PMI data was also marked slightly higher with German manufacturing at 65.1 versus 64.9. Eurozone manufacturing was also marked higher by a smaller 63.4 versus the 64.1 that markets had expected. Data for the UK went the other way with a downward revision to 63.9 from the 64.2 level first stated.
BoE still sees temporary inflation bounce
The Bank of England’s Governor Andrew Bailey said on Thursday that markets shouldn’t over-react to a rise in inflation that will likely prove to be temporary during Britain’s economic recovery.
Repeating the same the message from the bank’s recent policy meeting, Bailey said that the bank’s belief in temporary inflation was “well-founded”.
“It is important not to over-react to temporarily strong growth and inflation, to ensure that the recovery is not undermined by a premature tightening in monetary conditions,” Bailey said in an annual Mansion House speech.
However, Bailey added that the BoE would watch carefully for signs of more persistent inflation and act accordingly.
“And if we see those signs, we are prepared to respond with the tools of monetary policy,” he said.
The price of sterling fell on the comments as the chances of a rate hike fade. British consumer prices jumped to 2.1% in May, topping the BoE’s 2% target for the first time in two years.
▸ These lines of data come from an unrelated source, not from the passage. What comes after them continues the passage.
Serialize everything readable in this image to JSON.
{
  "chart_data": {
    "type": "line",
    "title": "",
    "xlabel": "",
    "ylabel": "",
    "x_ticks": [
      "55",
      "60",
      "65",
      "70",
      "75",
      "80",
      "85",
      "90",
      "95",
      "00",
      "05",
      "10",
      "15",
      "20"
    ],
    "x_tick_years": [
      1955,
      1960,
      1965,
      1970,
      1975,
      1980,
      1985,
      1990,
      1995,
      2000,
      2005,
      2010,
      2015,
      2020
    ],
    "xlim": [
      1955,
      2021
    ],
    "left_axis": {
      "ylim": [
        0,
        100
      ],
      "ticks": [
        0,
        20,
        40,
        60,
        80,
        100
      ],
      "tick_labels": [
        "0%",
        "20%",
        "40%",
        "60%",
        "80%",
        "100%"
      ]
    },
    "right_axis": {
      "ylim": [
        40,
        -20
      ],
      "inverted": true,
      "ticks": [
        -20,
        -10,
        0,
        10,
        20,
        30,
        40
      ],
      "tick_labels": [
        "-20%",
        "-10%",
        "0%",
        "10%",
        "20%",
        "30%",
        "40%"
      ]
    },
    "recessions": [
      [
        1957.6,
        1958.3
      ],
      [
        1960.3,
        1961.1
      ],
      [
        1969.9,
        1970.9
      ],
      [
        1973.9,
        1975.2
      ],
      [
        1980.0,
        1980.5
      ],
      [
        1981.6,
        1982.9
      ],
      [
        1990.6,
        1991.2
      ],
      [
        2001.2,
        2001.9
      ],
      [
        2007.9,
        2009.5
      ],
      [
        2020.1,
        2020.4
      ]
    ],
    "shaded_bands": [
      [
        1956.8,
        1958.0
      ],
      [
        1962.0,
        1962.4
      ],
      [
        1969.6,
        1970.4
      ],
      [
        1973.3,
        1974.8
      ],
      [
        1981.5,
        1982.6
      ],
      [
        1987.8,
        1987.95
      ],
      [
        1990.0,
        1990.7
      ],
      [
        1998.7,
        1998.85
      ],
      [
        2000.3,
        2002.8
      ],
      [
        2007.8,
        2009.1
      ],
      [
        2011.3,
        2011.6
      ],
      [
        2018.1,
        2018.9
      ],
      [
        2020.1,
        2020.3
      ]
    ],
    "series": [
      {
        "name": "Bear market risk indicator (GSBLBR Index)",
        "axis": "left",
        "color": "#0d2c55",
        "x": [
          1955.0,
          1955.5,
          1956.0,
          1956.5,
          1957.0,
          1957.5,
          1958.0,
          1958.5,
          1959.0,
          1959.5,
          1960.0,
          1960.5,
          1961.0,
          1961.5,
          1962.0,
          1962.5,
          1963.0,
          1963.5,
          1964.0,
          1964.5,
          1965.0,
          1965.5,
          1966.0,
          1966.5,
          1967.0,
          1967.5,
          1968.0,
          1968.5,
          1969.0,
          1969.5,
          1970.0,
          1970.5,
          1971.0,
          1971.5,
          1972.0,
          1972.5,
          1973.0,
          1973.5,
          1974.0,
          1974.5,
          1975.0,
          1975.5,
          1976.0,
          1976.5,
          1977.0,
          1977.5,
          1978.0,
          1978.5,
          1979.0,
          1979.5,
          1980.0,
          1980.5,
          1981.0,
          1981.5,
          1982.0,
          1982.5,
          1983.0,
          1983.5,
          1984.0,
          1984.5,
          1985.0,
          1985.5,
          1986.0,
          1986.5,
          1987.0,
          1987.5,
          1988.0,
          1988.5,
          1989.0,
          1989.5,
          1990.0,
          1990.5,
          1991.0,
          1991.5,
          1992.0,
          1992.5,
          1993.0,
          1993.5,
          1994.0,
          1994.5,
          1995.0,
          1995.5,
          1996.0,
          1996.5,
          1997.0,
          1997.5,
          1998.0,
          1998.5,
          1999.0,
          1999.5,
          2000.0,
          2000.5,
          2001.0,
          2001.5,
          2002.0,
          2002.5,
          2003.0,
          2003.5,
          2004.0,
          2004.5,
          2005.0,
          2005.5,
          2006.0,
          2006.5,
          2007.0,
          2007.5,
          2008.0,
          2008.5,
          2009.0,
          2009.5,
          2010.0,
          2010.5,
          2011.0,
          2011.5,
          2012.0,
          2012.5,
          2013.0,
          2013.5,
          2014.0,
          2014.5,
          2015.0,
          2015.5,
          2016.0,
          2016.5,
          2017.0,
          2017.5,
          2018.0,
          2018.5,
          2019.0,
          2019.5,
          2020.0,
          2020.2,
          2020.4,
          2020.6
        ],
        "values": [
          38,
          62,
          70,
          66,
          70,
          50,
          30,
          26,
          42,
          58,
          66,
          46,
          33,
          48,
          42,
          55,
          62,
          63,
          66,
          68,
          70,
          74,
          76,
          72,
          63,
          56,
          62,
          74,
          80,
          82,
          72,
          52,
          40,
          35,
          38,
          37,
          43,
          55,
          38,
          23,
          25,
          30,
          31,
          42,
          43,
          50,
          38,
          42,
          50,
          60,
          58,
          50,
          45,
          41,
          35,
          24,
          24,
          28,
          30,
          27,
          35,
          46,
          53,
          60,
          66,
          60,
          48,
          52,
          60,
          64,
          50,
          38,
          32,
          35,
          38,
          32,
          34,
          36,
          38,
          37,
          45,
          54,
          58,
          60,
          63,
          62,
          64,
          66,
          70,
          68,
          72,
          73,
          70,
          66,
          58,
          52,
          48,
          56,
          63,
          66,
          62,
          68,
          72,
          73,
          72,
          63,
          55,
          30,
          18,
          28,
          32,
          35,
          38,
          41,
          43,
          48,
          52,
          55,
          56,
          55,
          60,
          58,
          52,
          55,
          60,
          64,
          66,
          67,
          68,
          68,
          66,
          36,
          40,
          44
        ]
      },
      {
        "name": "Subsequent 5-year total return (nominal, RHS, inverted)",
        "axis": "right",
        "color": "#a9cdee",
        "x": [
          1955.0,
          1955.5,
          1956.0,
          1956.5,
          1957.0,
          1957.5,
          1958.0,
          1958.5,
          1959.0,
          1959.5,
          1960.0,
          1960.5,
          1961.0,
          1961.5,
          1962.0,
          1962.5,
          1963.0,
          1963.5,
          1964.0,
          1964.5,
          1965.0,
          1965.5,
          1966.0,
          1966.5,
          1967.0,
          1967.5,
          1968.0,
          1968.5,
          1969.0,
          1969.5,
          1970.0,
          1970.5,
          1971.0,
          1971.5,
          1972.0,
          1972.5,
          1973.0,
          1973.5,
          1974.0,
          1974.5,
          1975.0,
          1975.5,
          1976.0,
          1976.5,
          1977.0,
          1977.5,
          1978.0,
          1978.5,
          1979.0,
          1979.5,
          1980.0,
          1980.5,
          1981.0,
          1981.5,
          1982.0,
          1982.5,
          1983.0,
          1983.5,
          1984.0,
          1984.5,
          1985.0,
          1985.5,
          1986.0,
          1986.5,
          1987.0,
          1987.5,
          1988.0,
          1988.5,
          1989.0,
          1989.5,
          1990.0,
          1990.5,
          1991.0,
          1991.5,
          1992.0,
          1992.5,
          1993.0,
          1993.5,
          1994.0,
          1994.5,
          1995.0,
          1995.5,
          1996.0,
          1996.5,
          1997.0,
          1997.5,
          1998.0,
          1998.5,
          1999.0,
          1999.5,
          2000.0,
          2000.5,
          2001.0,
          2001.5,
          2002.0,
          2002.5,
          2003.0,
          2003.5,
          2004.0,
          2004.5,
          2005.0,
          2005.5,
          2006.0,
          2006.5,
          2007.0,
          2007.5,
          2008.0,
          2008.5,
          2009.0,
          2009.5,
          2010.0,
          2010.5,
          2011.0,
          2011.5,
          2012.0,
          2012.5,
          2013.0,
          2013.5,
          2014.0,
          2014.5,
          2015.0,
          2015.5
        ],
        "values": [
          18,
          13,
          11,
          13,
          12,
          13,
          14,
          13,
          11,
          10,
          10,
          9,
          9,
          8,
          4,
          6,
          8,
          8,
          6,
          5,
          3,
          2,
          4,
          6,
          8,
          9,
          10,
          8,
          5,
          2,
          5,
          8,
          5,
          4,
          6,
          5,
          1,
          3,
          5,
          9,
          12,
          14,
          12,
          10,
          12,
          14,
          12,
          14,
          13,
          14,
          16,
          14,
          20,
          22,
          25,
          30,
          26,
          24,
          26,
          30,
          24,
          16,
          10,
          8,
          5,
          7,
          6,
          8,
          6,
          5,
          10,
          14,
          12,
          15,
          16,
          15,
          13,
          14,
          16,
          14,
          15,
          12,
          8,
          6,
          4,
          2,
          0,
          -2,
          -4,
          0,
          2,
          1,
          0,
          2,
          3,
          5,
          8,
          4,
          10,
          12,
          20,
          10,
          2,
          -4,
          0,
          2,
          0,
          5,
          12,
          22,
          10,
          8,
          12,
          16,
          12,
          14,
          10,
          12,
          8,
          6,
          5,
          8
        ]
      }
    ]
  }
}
Last week, the central bank said inflation would surpass 3% but the outgoing Chief Economist has said that 4% is possible. Higher energy prices and supply chain shortages were seen as the drivers of the recent inflation jump and traders looked for the bank to exit stimulus measures sooner than the bank had previously expected.
The GBPEUR was rejected two weeks in a row at the 1.17 level and may try to test the 1.16 level again.